The bill is intended to amend the Nuclear Waste Storage Act. For Issa, it would allow for the removal of spent fuel planned to be stored on-site at San Onofre Nuclear Generating Station just south of San Clemente. For Conaway, it could bring the storage to his district at the company Waste Control Specialists in Andrews, Texas, he stated in the release.
The fuel would be considered stored in the interim because it is the responsibility of the Department of Energy to find a permanent home for it.
This is at least the third time Issa has been a sponsor or co-sponsor of a bill related to consolidated interim nuclear storage. The Interim Consolidated Storage Acts of 2015 and 2016 died before passing the House.
The bill would give the Secretary of Energy the ability to enact and modify contracts with facilities that are capable and have a permit to store the fuel until the department finds a permanent location.
“Until we can get temporary and—ideally—permanent storage facilities open, nuclear waste will remain on-site more than 120 different sites nationwide,” Issa said. “…(T)he San Onofre Nuclear Generation Station houses more than 3.6 million pounds of nuclear material right on the coast, along a fault line, on one of the largest U.S. military bases, in the heart of one of our most densely populated communities. Allowing it to stay there indefinitely is only asking for trouble.”
Conaway stated in the release that the inability to store the fuel temporarily is the result of an “outdated law and bureaucratic inefficiencies.”
Most of that fuel is currently in cooling tanks or “wet storage.” At various meetings, officials from Southern California Edison, the majority stakeholder in SONGS, said the fuel is most safe when it is stored in casks, or “dry storage.”
Edison has been awarded a permit by the California Coastal Commission to store the fuel on-site at the bluffs near San Onofre State Beach. Edison awarded a contract to Holtec International in 2015 to store the fuel in the casks it manufactures.
“This legislation allows the Department of Energy to cut through the red tape and enter into contracts with these licensed facilities, such as the one in Andrews, ensuring that nuclear waste will be properly stored until a permanent site is established,” Conaway said in the press release.
Calvin Moore, a spokesperson for Issa’s office, said the bill is the same as the past two years, but he said it could have a better chance at moving forward since the discussions about interim storage are growing, and the change in representatives in Congress could help support Issa and Conaway’s bill.

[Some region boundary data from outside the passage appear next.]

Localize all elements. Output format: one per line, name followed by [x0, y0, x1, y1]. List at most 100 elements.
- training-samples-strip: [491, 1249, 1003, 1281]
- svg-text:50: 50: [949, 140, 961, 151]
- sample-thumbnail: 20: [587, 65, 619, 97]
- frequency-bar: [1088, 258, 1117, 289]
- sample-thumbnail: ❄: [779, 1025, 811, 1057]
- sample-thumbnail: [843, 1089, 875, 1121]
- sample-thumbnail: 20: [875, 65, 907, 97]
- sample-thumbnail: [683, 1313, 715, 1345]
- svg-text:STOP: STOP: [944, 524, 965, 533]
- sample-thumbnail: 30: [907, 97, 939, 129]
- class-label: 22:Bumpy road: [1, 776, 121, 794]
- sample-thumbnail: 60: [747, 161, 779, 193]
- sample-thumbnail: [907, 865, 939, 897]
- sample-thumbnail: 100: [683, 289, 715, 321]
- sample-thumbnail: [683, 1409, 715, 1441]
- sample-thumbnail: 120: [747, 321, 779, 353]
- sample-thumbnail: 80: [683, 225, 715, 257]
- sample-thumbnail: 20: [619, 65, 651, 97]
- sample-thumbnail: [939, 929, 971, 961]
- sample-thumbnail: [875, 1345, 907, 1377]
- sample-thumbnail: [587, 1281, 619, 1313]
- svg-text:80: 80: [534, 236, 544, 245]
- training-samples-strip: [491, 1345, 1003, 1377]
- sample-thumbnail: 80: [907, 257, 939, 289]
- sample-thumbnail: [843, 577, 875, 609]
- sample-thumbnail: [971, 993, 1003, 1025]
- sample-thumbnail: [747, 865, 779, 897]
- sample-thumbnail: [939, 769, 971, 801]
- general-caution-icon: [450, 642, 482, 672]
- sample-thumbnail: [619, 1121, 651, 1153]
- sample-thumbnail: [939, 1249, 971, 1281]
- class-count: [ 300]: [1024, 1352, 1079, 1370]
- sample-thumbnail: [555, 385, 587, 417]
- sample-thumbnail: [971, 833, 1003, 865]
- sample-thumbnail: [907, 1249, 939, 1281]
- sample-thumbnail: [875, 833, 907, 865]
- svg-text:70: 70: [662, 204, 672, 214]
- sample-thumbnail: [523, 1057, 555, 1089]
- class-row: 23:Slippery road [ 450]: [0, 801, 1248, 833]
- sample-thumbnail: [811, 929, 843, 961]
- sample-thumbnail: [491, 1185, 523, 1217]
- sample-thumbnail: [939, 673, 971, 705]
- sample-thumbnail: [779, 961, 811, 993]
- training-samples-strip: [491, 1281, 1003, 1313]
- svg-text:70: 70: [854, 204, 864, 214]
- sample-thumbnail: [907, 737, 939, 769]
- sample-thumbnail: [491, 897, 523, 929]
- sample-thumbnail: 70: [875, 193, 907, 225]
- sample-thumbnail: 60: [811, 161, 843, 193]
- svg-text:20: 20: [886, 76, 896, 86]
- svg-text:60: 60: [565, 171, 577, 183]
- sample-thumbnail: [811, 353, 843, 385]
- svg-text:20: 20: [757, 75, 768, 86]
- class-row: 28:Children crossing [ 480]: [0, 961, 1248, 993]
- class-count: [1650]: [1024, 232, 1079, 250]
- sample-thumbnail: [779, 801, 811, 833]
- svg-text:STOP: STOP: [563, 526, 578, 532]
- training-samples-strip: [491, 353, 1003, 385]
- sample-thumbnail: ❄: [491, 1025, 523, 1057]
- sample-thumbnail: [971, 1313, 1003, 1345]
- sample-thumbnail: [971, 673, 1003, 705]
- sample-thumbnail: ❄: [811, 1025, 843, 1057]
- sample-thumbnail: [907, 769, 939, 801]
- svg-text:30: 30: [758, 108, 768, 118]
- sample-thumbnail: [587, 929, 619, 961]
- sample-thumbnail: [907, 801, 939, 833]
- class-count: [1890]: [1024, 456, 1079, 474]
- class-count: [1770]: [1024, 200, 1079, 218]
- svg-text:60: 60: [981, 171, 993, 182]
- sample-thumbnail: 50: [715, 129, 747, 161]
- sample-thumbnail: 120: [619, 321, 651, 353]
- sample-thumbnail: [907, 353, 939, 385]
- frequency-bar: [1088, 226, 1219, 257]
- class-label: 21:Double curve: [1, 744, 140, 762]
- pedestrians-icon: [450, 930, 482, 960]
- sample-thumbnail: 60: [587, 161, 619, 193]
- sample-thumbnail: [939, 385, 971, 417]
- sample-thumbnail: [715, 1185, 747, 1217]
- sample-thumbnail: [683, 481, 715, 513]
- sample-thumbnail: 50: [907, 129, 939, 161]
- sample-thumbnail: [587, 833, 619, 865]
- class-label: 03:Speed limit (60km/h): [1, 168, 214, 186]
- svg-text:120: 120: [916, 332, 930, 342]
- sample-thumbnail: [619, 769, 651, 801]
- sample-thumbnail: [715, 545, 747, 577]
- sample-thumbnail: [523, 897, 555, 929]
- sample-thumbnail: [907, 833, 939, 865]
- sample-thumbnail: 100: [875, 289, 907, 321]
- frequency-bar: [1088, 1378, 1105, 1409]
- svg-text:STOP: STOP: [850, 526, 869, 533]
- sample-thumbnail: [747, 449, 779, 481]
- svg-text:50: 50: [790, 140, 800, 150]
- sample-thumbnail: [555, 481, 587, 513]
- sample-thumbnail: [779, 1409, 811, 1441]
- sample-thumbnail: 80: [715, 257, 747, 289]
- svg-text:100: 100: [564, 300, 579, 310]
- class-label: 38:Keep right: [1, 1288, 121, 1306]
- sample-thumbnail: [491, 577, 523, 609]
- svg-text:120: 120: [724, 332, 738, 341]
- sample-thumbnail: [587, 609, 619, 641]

“It’s clear that there’s going to be a few things working in tandem in finding places that want to accept the waste,” Moore said.
Moore said the Department of Energy’s plan to implement a consent-based siting process, which means the facilities would have to consent to storing the fuel rather than being ordered to by the federal government, should also help further the bill’s passage.
Southern California Edison sent a statement to the San Clemente Times regarding the bill on Friday morning, Jan. 13.
“Southern California Edison supports efforts to move forward with off-site storage for used nuclear fuel, including proposed sites in New Mexico and Texas that are addressed by the legislation introduced in Congress this week,” the statement read. “The San Onofre Community Engagement Panel, established by SCE to serve as a liaison to the community during decommissioning of San Onofre, has formally asked the California Energy Commission to advocate for interim storage options that expedite removing the used nuclear fuel from San Onofre.”
The Department of Energy is currently accepting comments on its interim storage program.
People may submit their comments to the plan at https://energy.gov/ne/downloads/consent-based-siting-process. The comment period is open until April 14.
The bill does not have a number yet, and it does not yet appear to be entered into the U.S. Congress online database. Moore said it should be available at www.congress.gov in a day or two, but the bill can also be accessed by clicking here: Interim Consolidated Storage Act of 2017 . The next Community Engagement Panel meeting, which is hosted by Southern California Edison, is scheduled for 5:30 p.m. on Feb. 16. Visit www.songscommunity.com for more information.
Article updated 11 a.m. Friday, Jan. 13, to include comments from Southern California Edison.